Not only has 2019 been a year of growth, it's been a year of friends!
I have met, and met up with, SO MANY internet friends this year!  Donny, Melody, Awesome, Xander, Heather...I'm sure others, as well.
I've made new friends!  Andrea with an EA, Brooke (who just got married in December!), Josh.
I've deepened or rekindled previously existing friendships.  Mathew, Norma, my Aunt Esther, my Aunt Melody.
I've seen friends move away.  I'm lookin' at you, Karen.  And I miss you.
I've experienced loss.  A lovely older lady who was the mother of one of my friends.  A relationship with someone I was previously close to.  As I mentioned earlier, I experienced a break up.
I am not who I was at the beginning of 2019.
I've also realized that, well, I have a rather gothic style.  I'd always kind of joked about it...but...um...yeah, it's not that much of a joke, after all.  As such, January is to be the month where I purge my clothing and only keep those that suit my style, are necessary for different jobs I perform, or that have sentimental value (such as the leopard print skirt that my mom and I have that match).

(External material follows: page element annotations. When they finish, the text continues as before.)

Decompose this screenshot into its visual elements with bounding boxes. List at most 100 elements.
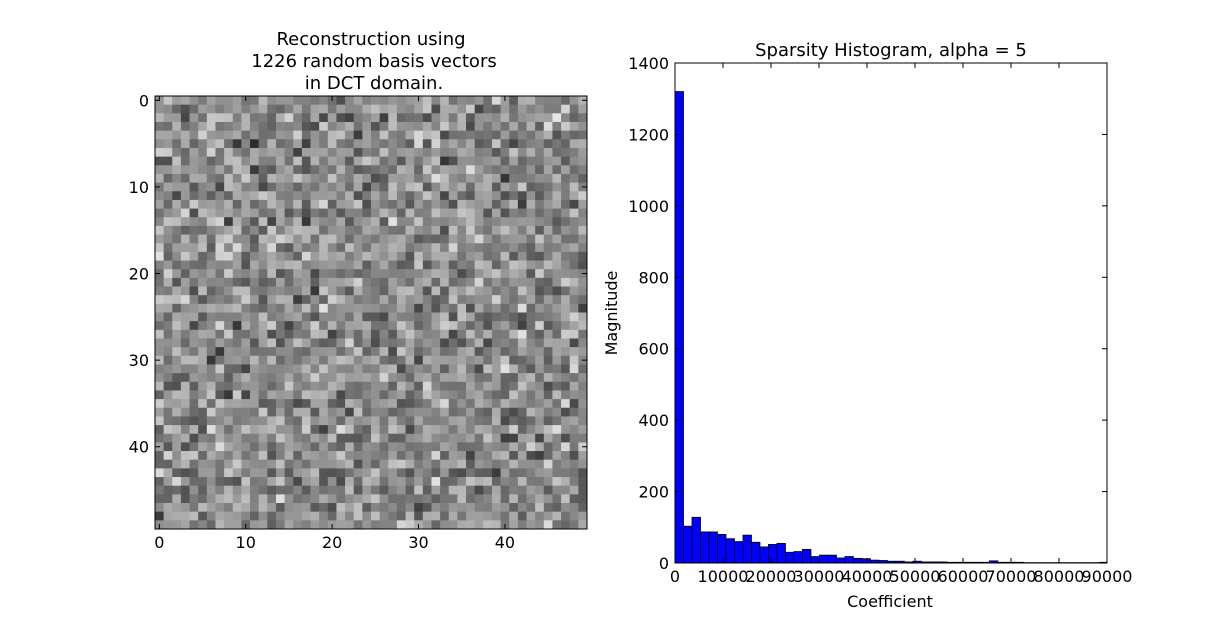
- pixel-cell: [371, 208, 381, 218]
- pixel-cell: [543, 494, 553, 504]
- pixel-cell: [440, 113, 450, 123]
- pixel-cell: [189, 399, 199, 409]
- pixel-cell: [362, 520, 372, 530]
- pixel-cell: [250, 338, 260, 348]
- pixel-cell: [336, 243, 346, 253]
- pixel-cell: [543, 468, 553, 478]
- pixel-cell: [474, 121, 484, 132]
- pixel-cell: [345, 451, 355, 461]
- pixel-cell: [457, 321, 467, 331]
- pixel-cell: [310, 156, 320, 166]
- pixel-cell: [509, 425, 519, 435]
- pixel-cell: [206, 182, 216, 192]
- pixel-cell: [310, 295, 320, 305]
- pixel-cell: [440, 321, 450, 331]
- pixel-cell: [215, 173, 225, 183]
- pixel-cell: [275, 173, 285, 183]
- pixel-cell: [267, 399, 277, 409]
- pixel-cell: [517, 217, 527, 227]
- pixel-cell: [379, 520, 389, 530]
- pixel-cell: [258, 407, 268, 417]
- pixel-cell: [267, 364, 277, 374]
- pixel-cell: [371, 433, 381, 443]
- pixel-cell: [241, 182, 251, 192]
- pixel-cell: [483, 121, 493, 132]
- pixel-cell: [414, 225, 424, 235]
- pixel-cell: [336, 442, 346, 452]
- pixel-cell: [327, 468, 337, 478]
- pixel-cell: [198, 407, 208, 417]
- pixel-cell: [569, 217, 579, 227]
- pixel-cell: [293, 104, 303, 114]
- pixel-cell: [180, 433, 190, 443]
- pixel-cell: [578, 312, 588, 322]
- pixel-cell: [310, 286, 320, 296]
- pixel-cell: [258, 494, 268, 504]
- pixel-cell: [414, 390, 424, 400]
- pixel-cell: [327, 433, 337, 443]
- pixel-cell: [474, 286, 484, 296]
- pixel-cell: [371, 96, 381, 106]
- pixel-cell: [224, 425, 234, 435]
- pixel-cell: [396, 225, 406, 235]
- pixel-cell: [172, 225, 182, 235]
- pixel-cell: [224, 191, 234, 201]
- pixel-cell: [466, 381, 476, 391]
- pixel-cell: [500, 459, 510, 469]
- pixel-cell: [396, 312, 406, 322]
- pixel-cell: [509, 303, 519, 313]
- pixel-cell: [405, 217, 415, 227]
- pixel-cell: [396, 234, 406, 244]
- pixel-cell: [250, 156, 260, 166]
- pixel-cell: [396, 407, 406, 417]
- pixel-cell: [569, 173, 579, 183]
- pixel-cell: [474, 208, 484, 218]
- pixel-cell: [353, 511, 363, 521]
- pixel-cell: [224, 173, 234, 183]
- pixel-cell: [517, 425, 527, 435]
- pixel-cell: [301, 442, 311, 452]
- pixel-cell: [517, 494, 527, 504]
- pixel-cell: [319, 329, 329, 339]
- pixel-cell: [422, 243, 432, 253]
- pixel-cell: [561, 347, 571, 357]
- pixel-cell: [569, 104, 579, 114]
- y-tick-label: 10: [129, 178, 149, 197]
- pixel-cell: [163, 355, 173, 365]
- pixel-cell: [414, 303, 424, 313]
- pixel-cell: [578, 338, 588, 348]
- pixel-cell: [526, 130, 536, 140]
- pixel-cell: [569, 225, 579, 235]
- pixel-cell: [250, 373, 260, 383]
- pixel-cell: [336, 520, 346, 530]
- pixel-cell: [414, 321, 424, 331]
- pixel-cell: [180, 243, 190, 253]
- pixel-cell: [224, 217, 234, 227]
- pixel-cell: [215, 347, 225, 357]
- pixel-cell: [215, 494, 225, 504]
- pixel-cell: [509, 347, 519, 357]
- pixel-cell: [396, 347, 406, 357]
- pixel-cell: [517, 243, 527, 253]
- pixel-cell: [388, 321, 398, 331]
- pixel-cell: [552, 494, 562, 504]
- pixel-cell: [379, 139, 389, 149]
- pixel-cell: [414, 243, 424, 253]
- pixel-cell: [388, 407, 398, 417]
- pixel-cell: [422, 199, 432, 209]
- pixel-cell: [388, 96, 398, 106]
- pixel-cell: [379, 425, 389, 435]
- pixel-cell: [371, 425, 381, 435]
- pixel-cell: [301, 269, 311, 279]
- pixel-cell: [310, 511, 320, 521]
- pixel-cell: [267, 338, 277, 348]
- pixel-cell: [405, 225, 415, 235]
- pixel-cell: [284, 225, 294, 235]
- pixel-cell: [552, 104, 562, 114]
- pixel-cell: [319, 243, 329, 253]
- pixel-cell: [284, 347, 294, 357]
- pixel-cell: [284, 381, 294, 391]
- pixel-cell: [319, 312, 329, 322]
- pixel-cell: [250, 277, 260, 287]
- pixel-cell: [552, 329, 562, 339]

I also pierced my ears!  Something I've been talking about since I was maybe 12, but didn't do until July 14, 2019.  It was a monumental day.  I finally did it because I was extremely emotionally distraught.  Not the best reason.  But I was alone in Walmart and very depressed.  And...honestly?  I love earrings!
Going into 2020, I don't tend to make resolutions.  They're...well, they aren't stupid, but...they really aren't smart.  People expect to make HUGE changes, in just one day...then they are discouraged when they can't quit xyz cold turkey, when they discover they can't change their entire routine overnight.
But...I can make goals, yeah?
So.  Goals.
I'm hoping to purge.  My belongings mostly.  I'm extremely sentimental.  And I don't like to hurt people's feelings.  As such, I have a collection of adorable bears...that...are adorable.  I don't know where I got them.  And...frankly?  I don't really want them....
What I want is my music boxes, most of my horse figurines, most of my cat figurines, and my dragons.
I also have a collection of porcelain dolls.  Which, I loved as a child.  And some of them, I still love.  But I don't love or want all of them.  There's too many!
So.  Some of them will be finding new homes before 2021.
Unfortunately, this purge will also need to touch my books.  Yeah, I'm screaming too.  They are my books!  And they're books!  But...let's face it...some of them I'm only keeping because they're books....
A good chunk of my childhood lives in my garage.  And...it's been there since September/October 2018....  As much as it hurts to admit...I probably don't care that much about some of that stuff.  Namely this random hat that I know is out there, but don't even care about wearing.  My posters?  Uh...I don't even remember what a lot of them look like.
Just like my clothing style has changed, so has my decorating style.  And that's okay.  It's okay to change.  It's okay to grow.
If 2019 taught me one thing...it's that change and growth is not only okay, but it is also good.  And...I guess this is more than one thing, but also...God is love.  It's one thing to know it in your head, because of course the Bible says that over and over...but to realize it in your heart...it's...lovely to be able to do so.